Depending on the condition of the shoulder, your surgeon may replace only the ball. Sometimes, this decision is made in the operating room at the time of the surgery. Some surgeons replace the ball when it is severely fractured and the socket is normal.
Another type of shoulder replacement is called reverse total shoulder replacement (see Figure 4). This surgery was developed in Europe in the 1980s. It was approved by the Food and Drug Administration (FDA) for use in the United States in 2004. Reverse total shoulder replacement is used for people who have:
- Completely torn rotator cuffs and
- The effects of severe arthritis (cuff tear arthropathy) or
- Had a previous shoulder replacement that failed (see Figure 5)
For these individuals, a conventional total shoulder replacement can still leave them with pain. They may also be unable to lift their arm up past a 90-degree angle. Not being unable to lift one’s arm away from the side can be severely debilitating. In reverse total shoulder replacement, the socket and metal ball are switched. That means a metal ball is attached to the shoulder bone and a plastic socket is attached to the upper arm bone. This allows the patient to use the deltoid muscle instead of the torn rotator cuff to lift the arm. This video shows a patient with rotator cuff arthropathy in both shoulders demonstrating her ability to lift her left arm above the horizontal after left reverse total shoulder replacement.
Shoulder replacement surgery is highly technical. It should be performed by a surgical team with experience in this procedure. Each case is individual. Your surgeon will evaluate your situation carefully before making any decisions. Do not hesitate to ask what type of implant will be used in your situation. Ask why that choice is right for you.
Before surgery, patients see their internist or family practice physician for a preoperative medical evaluation. Cardiac patients should see their cardiologist as well. Two weeks before surgery, you should stop taking the following medications that thin the blood and can lead to excessive bleeding during surgery:
- Nonsteroidal anti-inflammatory medications (aspirin and ibuprofen such as Motrin® and Advil®)
- Most arthritis medications
The surgery is performed on an inpatient basis. Most patients are discharged from the hospital on the second or third day after the operation.

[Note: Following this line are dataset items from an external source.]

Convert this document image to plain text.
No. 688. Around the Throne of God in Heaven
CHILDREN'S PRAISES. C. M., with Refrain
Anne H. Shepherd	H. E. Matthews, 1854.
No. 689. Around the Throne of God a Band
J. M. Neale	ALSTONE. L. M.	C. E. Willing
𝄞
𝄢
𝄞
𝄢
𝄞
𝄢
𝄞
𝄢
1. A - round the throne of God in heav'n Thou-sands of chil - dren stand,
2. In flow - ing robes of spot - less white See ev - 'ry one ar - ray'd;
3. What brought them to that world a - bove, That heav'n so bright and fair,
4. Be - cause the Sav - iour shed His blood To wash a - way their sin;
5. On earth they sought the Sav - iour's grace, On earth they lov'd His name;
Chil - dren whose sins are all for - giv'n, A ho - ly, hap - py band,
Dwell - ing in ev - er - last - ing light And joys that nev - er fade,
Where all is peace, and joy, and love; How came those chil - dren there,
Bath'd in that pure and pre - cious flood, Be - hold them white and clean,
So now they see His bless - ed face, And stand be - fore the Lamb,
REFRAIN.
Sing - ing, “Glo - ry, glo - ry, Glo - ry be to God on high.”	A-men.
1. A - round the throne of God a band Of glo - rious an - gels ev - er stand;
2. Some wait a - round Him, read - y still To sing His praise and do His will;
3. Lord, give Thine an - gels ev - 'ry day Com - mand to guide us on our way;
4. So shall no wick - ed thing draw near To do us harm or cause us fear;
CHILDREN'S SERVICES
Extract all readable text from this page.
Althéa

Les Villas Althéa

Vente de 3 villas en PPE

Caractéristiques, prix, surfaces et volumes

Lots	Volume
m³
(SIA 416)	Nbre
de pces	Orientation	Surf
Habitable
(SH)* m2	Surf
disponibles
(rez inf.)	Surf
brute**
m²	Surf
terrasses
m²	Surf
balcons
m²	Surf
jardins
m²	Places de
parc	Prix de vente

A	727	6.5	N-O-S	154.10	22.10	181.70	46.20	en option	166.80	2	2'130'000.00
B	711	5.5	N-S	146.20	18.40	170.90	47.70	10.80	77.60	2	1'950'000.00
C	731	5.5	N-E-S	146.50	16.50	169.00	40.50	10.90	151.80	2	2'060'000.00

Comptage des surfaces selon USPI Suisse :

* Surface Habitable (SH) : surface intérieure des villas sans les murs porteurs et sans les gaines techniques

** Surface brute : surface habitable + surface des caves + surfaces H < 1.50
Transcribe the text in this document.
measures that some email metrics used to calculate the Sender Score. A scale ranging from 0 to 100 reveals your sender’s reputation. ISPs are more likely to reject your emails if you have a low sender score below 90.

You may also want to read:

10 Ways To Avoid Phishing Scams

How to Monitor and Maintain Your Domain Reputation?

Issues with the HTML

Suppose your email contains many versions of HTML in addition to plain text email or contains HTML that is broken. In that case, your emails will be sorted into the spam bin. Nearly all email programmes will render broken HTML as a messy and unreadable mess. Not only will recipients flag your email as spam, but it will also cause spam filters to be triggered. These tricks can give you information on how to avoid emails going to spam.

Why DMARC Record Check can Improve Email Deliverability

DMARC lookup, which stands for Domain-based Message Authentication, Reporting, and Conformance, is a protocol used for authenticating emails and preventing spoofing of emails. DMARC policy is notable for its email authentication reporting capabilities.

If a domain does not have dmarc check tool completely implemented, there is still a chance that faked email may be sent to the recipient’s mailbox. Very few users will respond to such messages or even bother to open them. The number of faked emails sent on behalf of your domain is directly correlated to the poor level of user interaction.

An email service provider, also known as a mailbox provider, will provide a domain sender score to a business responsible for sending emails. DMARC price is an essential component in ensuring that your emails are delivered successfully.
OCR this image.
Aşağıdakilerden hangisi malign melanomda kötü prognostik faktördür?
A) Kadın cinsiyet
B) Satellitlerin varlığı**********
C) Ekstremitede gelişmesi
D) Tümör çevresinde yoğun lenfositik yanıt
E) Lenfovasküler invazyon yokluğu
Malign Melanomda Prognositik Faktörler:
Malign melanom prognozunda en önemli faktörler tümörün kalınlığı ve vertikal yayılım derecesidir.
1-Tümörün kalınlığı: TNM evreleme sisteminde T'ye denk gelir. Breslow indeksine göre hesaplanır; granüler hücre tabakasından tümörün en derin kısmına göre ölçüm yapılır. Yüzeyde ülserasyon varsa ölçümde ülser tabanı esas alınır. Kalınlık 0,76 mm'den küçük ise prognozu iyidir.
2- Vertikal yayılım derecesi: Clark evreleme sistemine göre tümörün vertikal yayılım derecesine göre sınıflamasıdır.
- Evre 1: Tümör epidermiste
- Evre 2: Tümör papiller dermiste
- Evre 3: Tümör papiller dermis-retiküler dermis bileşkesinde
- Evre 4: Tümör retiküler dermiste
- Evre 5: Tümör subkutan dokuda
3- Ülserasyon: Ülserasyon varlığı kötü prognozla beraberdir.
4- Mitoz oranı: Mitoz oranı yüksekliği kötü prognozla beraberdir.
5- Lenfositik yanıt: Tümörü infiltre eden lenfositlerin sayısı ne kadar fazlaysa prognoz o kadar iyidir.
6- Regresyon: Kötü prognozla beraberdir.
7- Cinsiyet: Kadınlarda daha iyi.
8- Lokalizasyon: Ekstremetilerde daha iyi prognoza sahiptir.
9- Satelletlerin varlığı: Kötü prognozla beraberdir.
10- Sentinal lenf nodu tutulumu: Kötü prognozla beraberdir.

A careful, well-planned rehabilitation program is critical to the success of a shoulder replacement. You usually start gentle physical therapy on the first day after the operation. You wear an arm sling during the day for the first several weeks after surgery. You wear the sling at night for 4 to 6 weeks. Most patients are able to perform simple activities such as eating, dressing and grooming within 2 weeks after surgery. Driving a car is not allowed for 6 weeks after surgery.
Here are some “do’s and don’ts” for when you return home:
- Don’t use the arm to push yourself up in bed or from a chair because this requires forceful contraction of muscles.
- Do follow the program of home exercises prescribed for you. You may need to do the exercises 4 to 5 times a day for a month or more.
- Don’t overdo it! If your shoulder pain was severe before the surgery, the experience of pain-free motion may lull you into thinking that you can do more than is prescribed. Early overuse of the shoulder may result in severe limitations in motion.
- Don’t lift anything heavier than a glass of water for the first 6 weeks after surgery.
- Do ask for assistance. Your physician may be able to recommend an agency or facility if you do not have home support.
- Don’t participate in contact sports or do any repetitive heavy lifting after your shoulder replacement.
- Do avoid placing your arm in any extreme position, such as straight out to the side or behind your body for the first 6 weeks after surgery.
Many thousands of patients have experienced an improved quality of life after shoulder joint replacement surgery. They experience less pain, improved motion and strength, and better function.